From: Adsorbate chemical environment-based machine learning framework for heterogeneous catalysis

a Screening workflow for identifying stable surface adsorbate configurations. The workflow demonstrates an incremental training approach to predict thermodynamically stable catalytic configurations. The cyclic workflow includes the following steps: (1) Systematic enumeration: all possible and unique high coverage surface adsorbate representations are generated using the SurfGraph algorithm, (2) Model Training: the ACE-GCN model is (re)trained on selected structures utilizing the relevant surface representations identified in the previous steps, (3) Accelerated screening: the unrelaxed surface configurations generated in step 1 are ranked using the ACE-GCN model, which is pre-trained on a smaller subset of relevant DFT-relaxed case, and (4) Electronic structure optimization: selected unrelaxed configurations ranked by ACE-GCN are optimized using an electronic structure optimization code of choice and then utilized either for subsequent analysis or to re-train and improve the ACE-GCN model. b ACE-GCN algorithm to encode and train high coverage adsorbate configurations. (1) Generate subgraphs: each configuration is split into multiple subgraphs as identified by the SurfGraph algorithm.

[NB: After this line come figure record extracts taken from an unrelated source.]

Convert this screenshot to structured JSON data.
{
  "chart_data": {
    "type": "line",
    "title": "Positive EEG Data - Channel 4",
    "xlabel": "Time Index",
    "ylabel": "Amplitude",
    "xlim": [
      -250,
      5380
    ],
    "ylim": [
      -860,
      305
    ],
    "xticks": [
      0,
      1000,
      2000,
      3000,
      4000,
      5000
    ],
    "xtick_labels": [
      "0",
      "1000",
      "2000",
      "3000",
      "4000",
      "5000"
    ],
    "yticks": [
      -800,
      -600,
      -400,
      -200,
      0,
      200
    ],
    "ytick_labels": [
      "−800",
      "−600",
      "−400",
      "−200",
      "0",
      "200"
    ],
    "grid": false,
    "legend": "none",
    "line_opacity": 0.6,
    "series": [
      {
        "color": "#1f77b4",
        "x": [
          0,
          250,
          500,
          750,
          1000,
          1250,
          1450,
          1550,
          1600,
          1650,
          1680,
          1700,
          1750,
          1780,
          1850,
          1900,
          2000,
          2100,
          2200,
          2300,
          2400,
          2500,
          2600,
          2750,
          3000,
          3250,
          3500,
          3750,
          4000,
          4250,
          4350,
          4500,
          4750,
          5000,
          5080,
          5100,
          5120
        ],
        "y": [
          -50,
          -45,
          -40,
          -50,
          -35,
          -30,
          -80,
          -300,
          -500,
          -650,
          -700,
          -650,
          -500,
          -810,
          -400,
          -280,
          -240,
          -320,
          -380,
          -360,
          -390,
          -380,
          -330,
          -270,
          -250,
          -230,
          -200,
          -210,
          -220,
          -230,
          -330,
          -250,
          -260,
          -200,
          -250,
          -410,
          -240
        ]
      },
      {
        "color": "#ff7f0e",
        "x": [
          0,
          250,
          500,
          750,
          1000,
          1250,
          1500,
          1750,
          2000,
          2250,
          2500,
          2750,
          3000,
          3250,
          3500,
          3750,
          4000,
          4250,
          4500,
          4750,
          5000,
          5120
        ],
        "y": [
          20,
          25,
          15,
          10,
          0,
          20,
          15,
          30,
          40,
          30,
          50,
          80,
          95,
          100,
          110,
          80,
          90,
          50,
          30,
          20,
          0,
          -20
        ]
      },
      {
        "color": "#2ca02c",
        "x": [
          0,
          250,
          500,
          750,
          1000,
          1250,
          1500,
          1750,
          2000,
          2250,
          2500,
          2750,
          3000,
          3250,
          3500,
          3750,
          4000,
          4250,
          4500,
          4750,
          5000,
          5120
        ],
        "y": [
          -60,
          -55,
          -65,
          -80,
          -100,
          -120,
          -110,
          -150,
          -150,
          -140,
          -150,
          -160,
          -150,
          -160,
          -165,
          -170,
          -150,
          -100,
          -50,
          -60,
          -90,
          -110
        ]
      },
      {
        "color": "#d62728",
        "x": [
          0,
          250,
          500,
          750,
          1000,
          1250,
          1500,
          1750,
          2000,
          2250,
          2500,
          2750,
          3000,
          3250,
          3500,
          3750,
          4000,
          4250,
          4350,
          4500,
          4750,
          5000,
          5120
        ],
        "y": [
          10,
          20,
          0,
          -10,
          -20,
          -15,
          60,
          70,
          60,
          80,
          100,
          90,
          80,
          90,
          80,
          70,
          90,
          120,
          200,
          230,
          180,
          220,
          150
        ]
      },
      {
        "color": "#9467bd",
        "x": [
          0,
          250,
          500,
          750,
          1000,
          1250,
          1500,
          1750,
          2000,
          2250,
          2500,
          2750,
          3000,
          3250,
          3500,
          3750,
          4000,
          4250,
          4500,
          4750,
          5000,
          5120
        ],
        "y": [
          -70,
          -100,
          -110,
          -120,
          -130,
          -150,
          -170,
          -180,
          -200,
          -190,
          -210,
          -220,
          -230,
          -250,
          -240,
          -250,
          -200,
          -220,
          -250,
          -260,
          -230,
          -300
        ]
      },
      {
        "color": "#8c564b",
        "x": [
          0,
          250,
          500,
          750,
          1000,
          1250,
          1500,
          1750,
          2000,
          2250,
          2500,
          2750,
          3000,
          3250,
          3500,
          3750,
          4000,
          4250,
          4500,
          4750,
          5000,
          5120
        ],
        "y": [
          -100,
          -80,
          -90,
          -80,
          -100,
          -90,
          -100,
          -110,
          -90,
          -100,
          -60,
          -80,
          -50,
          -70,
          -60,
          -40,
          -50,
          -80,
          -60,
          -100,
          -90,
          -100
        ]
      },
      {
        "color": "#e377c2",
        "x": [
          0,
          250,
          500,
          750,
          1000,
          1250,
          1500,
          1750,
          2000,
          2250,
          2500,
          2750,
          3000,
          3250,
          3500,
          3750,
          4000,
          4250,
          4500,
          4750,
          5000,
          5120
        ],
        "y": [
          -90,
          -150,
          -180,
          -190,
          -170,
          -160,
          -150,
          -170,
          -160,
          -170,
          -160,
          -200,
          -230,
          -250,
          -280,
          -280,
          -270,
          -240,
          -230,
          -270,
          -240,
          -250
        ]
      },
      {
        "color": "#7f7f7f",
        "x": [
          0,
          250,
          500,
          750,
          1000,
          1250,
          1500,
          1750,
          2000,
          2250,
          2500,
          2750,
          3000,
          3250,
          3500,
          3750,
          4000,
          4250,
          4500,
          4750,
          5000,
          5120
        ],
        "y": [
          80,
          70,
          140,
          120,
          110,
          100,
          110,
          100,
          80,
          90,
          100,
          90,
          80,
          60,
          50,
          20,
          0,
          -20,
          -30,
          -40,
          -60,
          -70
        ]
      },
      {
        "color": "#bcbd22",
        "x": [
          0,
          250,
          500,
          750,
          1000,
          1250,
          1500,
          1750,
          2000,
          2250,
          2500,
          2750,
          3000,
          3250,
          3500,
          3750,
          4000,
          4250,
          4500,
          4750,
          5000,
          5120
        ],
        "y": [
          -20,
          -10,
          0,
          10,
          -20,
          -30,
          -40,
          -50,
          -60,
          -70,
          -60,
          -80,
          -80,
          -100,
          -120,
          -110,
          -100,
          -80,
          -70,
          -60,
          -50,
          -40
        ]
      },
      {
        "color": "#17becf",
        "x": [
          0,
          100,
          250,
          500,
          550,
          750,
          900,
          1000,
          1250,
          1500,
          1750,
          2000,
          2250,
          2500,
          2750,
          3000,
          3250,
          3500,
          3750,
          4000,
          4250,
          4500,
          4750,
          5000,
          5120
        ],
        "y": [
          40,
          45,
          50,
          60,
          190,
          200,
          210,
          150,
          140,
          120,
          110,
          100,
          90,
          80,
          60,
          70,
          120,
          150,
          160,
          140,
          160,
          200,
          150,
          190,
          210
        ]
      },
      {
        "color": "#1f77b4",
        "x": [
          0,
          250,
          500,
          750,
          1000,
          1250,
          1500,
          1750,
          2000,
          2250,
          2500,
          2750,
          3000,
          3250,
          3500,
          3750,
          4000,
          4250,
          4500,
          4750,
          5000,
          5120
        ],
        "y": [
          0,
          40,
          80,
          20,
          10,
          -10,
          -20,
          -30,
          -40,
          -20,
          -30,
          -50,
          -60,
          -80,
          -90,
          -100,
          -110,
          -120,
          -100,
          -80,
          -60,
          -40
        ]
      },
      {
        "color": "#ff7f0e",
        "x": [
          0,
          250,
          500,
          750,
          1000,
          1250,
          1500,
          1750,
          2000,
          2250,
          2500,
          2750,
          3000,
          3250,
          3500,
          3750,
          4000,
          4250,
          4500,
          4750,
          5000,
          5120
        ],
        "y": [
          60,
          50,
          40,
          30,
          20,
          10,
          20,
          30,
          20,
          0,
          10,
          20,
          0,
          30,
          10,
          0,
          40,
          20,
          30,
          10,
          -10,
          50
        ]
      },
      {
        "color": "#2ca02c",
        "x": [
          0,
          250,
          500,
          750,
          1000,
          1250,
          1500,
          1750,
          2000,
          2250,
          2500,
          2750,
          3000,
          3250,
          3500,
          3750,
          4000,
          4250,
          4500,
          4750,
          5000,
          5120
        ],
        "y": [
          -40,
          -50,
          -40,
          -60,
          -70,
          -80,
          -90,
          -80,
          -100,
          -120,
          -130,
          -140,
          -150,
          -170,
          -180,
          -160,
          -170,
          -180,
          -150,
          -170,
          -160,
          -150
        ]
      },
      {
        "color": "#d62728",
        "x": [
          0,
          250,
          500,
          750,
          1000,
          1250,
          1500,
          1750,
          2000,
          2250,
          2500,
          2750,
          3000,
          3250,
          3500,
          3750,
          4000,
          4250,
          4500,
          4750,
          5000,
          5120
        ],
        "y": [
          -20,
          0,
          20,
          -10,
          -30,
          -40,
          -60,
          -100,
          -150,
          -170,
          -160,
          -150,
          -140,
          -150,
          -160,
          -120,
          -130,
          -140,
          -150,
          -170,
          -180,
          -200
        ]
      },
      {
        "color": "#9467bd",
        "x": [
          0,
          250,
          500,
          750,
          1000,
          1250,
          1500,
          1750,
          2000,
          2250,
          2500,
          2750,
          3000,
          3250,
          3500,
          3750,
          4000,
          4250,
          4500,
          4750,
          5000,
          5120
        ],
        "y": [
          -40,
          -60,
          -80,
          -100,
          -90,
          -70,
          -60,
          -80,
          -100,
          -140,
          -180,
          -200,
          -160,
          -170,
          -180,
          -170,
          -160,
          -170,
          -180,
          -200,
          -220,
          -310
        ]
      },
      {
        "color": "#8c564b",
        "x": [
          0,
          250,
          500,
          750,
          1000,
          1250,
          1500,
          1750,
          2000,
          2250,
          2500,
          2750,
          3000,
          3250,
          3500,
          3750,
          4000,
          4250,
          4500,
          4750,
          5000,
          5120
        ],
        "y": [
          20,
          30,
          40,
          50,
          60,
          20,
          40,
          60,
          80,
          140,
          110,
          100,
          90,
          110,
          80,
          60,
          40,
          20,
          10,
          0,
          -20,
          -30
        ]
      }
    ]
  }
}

A distinct ego-graph is generated for each adsorbate to encode local geometric and chemical properties around the adsorbate in a subgraph representation, (2) Subgraph featurization: each atom and its corresponding bond attribute in the subgraph is expressed as a vector representation according to the chemical identity (elemental properties) and spatial bond distance, termed as node and edge features, respectively, (3) Subgraph convolutions: every node vector in the subgraph is iteratively updated through multiple rounds of graph convolution operations, which account for the atom’s geometric and chemical neighborhood using node and edge vectors of the neighboring atoms, (4) Fingerprints: a hierarchical pooling operation condenses all subgraphs for every adsorbate into one fingerprint vector, (5) NN layer: the fingerprint vector is passed to a feed-forward neural network (NN) which maps it to the target property of choice, such as the average adsorption energy.